FIG. 3 is a schematic view showing an example in which the activated carbon filter of the present invention is attached to a printer using toner.

[Procedure Amendment 2]

[Document name to be corrected] Drawing

[Name of item to be corrected] Fig. 4

[Correction method] Change

[Correction content]

[Figure 4]

Claims (4)

[Claims] 1. An activated carbon filter comprising a granular activated carbon layer on the upstream side of a treatment fluid and an activated carbon fiber layer on the downstream side. 2. The granular activated carbon layer has an outer surface area of 0.5 m ² /
without exceeding the g, the specific surface area is not more 200 meters ² / g or more, the granular activated carbon in the density of apparent 0.1 to 1 g / cc, the activated carbon fiber layer, the outer surface area of 0.1 m ² /
g or more, the specific surface area is 600 m ² / g or more, and it is composed of activated carbon fibers having an apparent density of not more than 0.2 g / cc, and the activated carbon fibers have a specific surface area of 1 relative to granular activated carbon.

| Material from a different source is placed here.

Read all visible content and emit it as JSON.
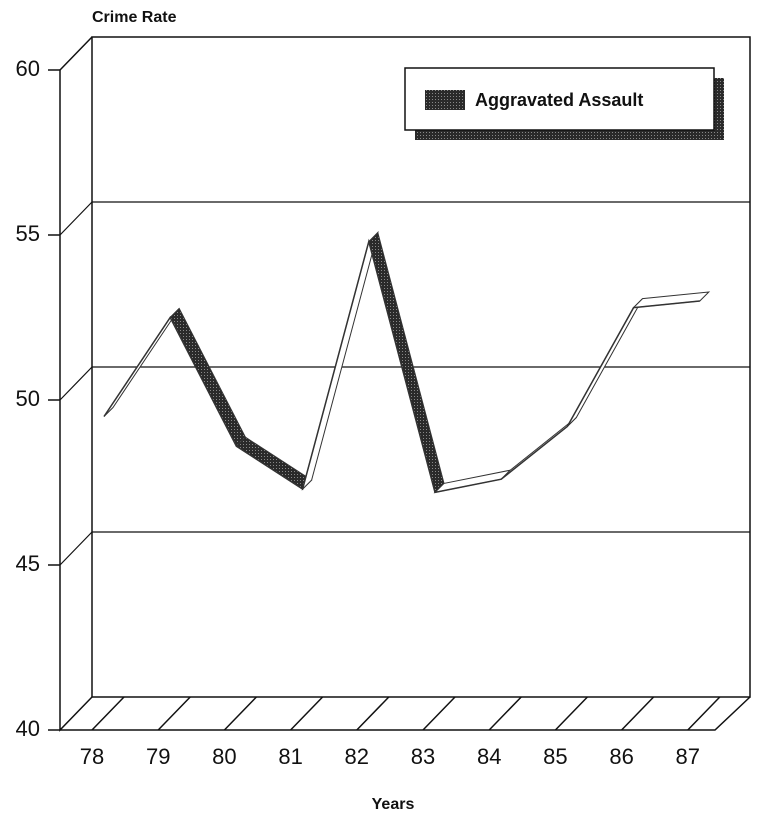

The activated carbon filter according to claim 1, wherein the activated carbon filter has a size of 2 times or more and an apparent density of less than 1/2. 3. The electret fiber is laminated further upstream of the granular activated carbon layer.
Or the activated carbon filter described in 2. 4. The toner according to claim 1, wherein the toner is attached to an exhaust gas flow path of the printer.
Activated carbon filter described in.